Aurelio De Laurentiis presidente della società calcio Napoli Aurelio De Laurentiis (foto Kontrolab)

Stanislav Lobotka, Amir Rrhamani e Piotr Zielinski sarebbero dovuti rimanere in quarantena fino al 9 gennaio, invece il 5 gennaio sono partiti da Napoli alla volta di Napoli (insieme al resto della squadra) per partecipare il 6 gennaio alla gara valevole per il campionato di Serie A Juventus-Napoli.

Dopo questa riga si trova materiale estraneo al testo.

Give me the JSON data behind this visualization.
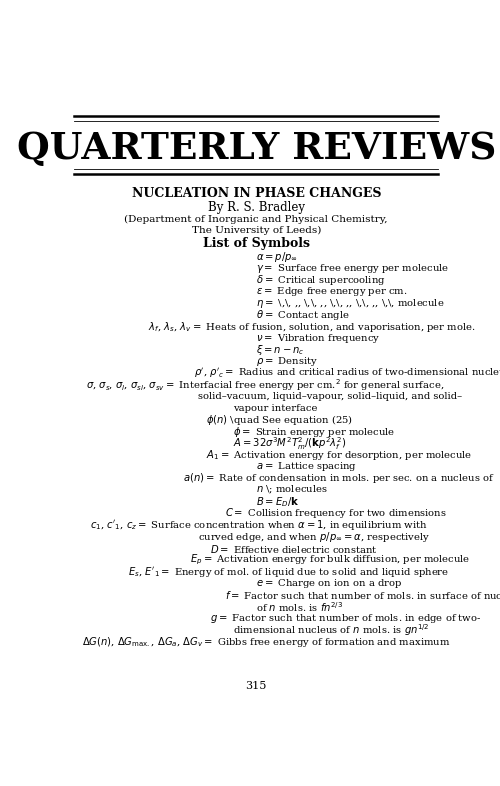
{
  "title_journal": "QUARTERLY REVIEWS",
  "paper_title": "NUCLEATION IN PHASE CHANGES",
  "author": "By R. S. Bradley",
  "affiliation1": "(Department of Inorganic and Physical Chemistry,",
  "affiliation2": "The University of Leeds)",
  "section": "List of Symbols",
  "page_number": "315",
  "symbol_lines": [
    [
      0.5,
      "$\\alpha = p/p_\\infty$"
    ],
    [
      0.5,
      "$\\gamma =$ Surface free energy per molecule"
    ],
    [
      0.5,
      "$\\delta =$ Critical supercooling"
    ],
    [
      0.5,
      "$\\varepsilon =$ Edge free energy per cm."
    ],
    [
      0.5,
      "$\\eta =$ \\,\\, ,, \\,\\, ,, \\,\\, ,, \\,\\, ,, \\,\\, molecule"
    ],
    [
      0.5,
      "$\\theta =$ Contact angle"
    ],
    [
      0.22,
      "$\\lambda_f$, $\\lambda_s$, $\\lambda_v =$ Heats of fusion, solution, and vaporisation, per mole."
    ],
    [
      0.5,
      "$\\nu =$ Vibration frequency"
    ],
    [
      0.5,
      "$\\xi = n - n_c$"
    ],
    [
      0.5,
      "$\\rho =$ Density"
    ],
    [
      0.34,
      "$\\rho'$, $\\rho'_c =$ Radius and critical radius of two-dimensional nucleus"
    ],
    [
      0.06,
      "$\\sigma$, $\\sigma_s$, $\\sigma_l$, $\\sigma_{sl}$, $\\sigma_{sv} =$ Interfacial free energy per cm.$^2$ for general surface,"
    ],
    [
      0.35,
      "solid–vacuum, liquid–vapour, solid–liquid, and solid–"
    ],
    [
      0.44,
      "vapour interface"
    ],
    [
      0.37,
      "$\\phi(n)$ \\quad See equation (25)"
    ],
    [
      0.44,
      "$\\phi =$ Strain energy per molecule"
    ],
    [
      0.44,
      "$A = 32\\sigma^3 M^2 T_m^2/(\\mathbf{k}p^2\\lambda_f^2)$"
    ],
    [
      0.37,
      "$A_1 =$ Activation energy for desorption, per molecule"
    ],
    [
      0.5,
      "$a =$ Lattice spacing"
    ],
    [
      0.31,
      "$a(n) =$ Rate of condensation in mols. per sec. on a nucleus of"
    ],
    [
      0.5,
      "$n$ \\; molecules"
    ],
    [
      0.5,
      "$B = E_D/\\mathbf{k}$"
    ],
    [
      0.42,
      "$C =$ Collision frequency for two dimensions"
    ],
    [
      0.07,
      "$c_1$, $c'_1$, $c_z =$ Surface concentration when $\\alpha = 1$, in equilibrium with"
    ],
    [
      0.35,
      "curved edge, and when $p/p_\\infty = \\alpha$, respectively"
    ],
    [
      0.38,
      "$D =$ Effective dielectric constant"
    ],
    [
      0.33,
      "$E_p =$ Activation energy for bulk diffusion, per molecule"
    ],
    [
      0.17,
      "$E_s$, $E'_1 =$ Energy of mol. of liquid due to solid and liquid sphere"
    ],
    [
      0.5,
      "$e =$ Charge on ion on a drop"
    ],
    [
      0.42,
      "$f =$ Factor such that number of mols. in surface of nucleus"
    ],
    [
      0.5,
      "of $n$ mols. is $fn^{2/3}$"
    ],
    [
      0.38,
      "$g =$ Factor such that number of mols. in edge of two-"
    ],
    [
      0.44,
      "dimensional nucleus of $n$ mols. is $gn^{1/2}$"
    ],
    [
      0.05,
      "$\\Delta G(n)$, $\\Delta G_{\\mathrm{max.}}$, $\\Delta G_a$, $\\Delta G_v =$ Gibbs free energy of formation and maximum"
    ]
  ]
}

Per questa ragione il procuratore federale della Figc, all’esito dell’attività istruttoria in sede disciplinare, ha deferito al tribunale federale nazionale sezione disciplinare il presidente del Napoli Aurelio De Laurentiis e il responsabile sanitario del club Raffaele Canonico: i due, secondo il procuratore federale, si sono responsabili di «non aver provveduto a far rispettare o comunque per non aver vigilato sul rispetto delle norme in materia di controlli sanitari, e in particolare per aver consentito o, comunque, non aver impedito ai calciatori» di violare la quarantena domiciliare disposta dall’Asl Napoli 2-Nord, con nota, avente ad oggetto ‘Provvedimenti da adottare per positività al Tnf di alcuni componenti del gruppo squadra del Napoli’, comunicata il 5 gennaio alle 17.

La società è stata deferita per rispondere a titolo di responsabilità diretta della violazione dell’art. 6, comma 1, del Cgs vigente per il comportamento del presidente Aurelio De Laurentiis, e a titolo di responsabilità oggettiva della violazione dell’art. 6, comma 2, del Cgs vigente per il comportamento del responsabile sanitario Raffaele Canonico.